La langue des bêtes

Auteur : Stéphane Servant

Editeur : Rouergue

Résumé : La Petite, vit à l’écart du monde. Son père, le Père, sa mère, Belle, Tom Major, un nain, Colodi, marionnettiste et ventriloque, Pipo, vieux clown et ancien dompteur se sont échoués au Puits des Anges après une dernière représentation pendant laquelle La Petite est née sur la piste après que sa mère soit tombée de son trapèze. Communauté de vie, ces personnes partagent souvenirs et nostalgie d’un monde perdu, en train de se déliter rapidement. D’autant qu’une autoroute est mise en chantier, menaçant la troupe d’expulsion. Le Puits des Anges serait une ancienne mine autour de laquelle court une légende. La terre se serait ouverte brusquement engloutissant tout dans sa gueule béante. La bête serait toujours présente dans les alentours. Elle est en tous cas bien présente dans la tête de La Petite. Croyance alimentée par les histoires que se racontent ces anciens saltimbanques. La fillette communique avec les animaux de la forêt tout proche. Un jour une assistante sociale vient intimer l’ordre de scolariser La Petite. Celle-ci ira un peu à l’école, dans la classe d’un professeur qui tombera amoureux de sa mère.
L’agonie du groupe s’accélère au rythme des pelleteuses qui s’activent. Un dernier spectacle d’adieu aura lieu. Feu d’artifice qui tourne à l’émeute. Le groupe se séparera. Le Père, Belle et La Petite partiront, déclinant toute aide sociale ou humanitaire, car ils ne sont pas fait pour vivre dans une cage, qu’elle soit faite de béton ou de papier.
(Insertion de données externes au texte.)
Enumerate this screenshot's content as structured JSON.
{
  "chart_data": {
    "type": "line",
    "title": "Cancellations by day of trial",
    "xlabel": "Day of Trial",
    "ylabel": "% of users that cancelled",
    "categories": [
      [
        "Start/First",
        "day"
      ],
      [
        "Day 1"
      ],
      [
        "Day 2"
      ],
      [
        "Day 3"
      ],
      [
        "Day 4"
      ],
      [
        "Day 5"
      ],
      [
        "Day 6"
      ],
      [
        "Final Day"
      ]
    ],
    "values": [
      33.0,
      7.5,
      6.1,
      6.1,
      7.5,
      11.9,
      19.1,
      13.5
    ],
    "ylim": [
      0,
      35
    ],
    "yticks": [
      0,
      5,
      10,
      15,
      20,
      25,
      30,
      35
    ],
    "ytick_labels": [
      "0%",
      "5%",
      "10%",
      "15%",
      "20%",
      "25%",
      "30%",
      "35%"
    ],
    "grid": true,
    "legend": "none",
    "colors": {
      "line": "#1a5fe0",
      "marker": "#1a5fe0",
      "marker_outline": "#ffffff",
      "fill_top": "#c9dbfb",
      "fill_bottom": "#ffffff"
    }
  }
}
Commentaire : Un récit troublant, puissamment écrit dont on ne sort pas indemne de la lecture. Un récit métaphorique et terriblement prenant. La folie, la mort, l’amour, la déchirure, le secret. Une aventure profondément humaine, à la fois cruelle et optimiste. Ce texte, brillamment écrit, touche au plus profond de l’âme humaine. Quelque chose qui rappelle notre appartenance à la nature et notre singularité qui fait de nous des êtres capables de folie, de rêves inaccessibles, des êtres coincés entre leur part d’animalité et la nécessité de prendre la main sur le destin.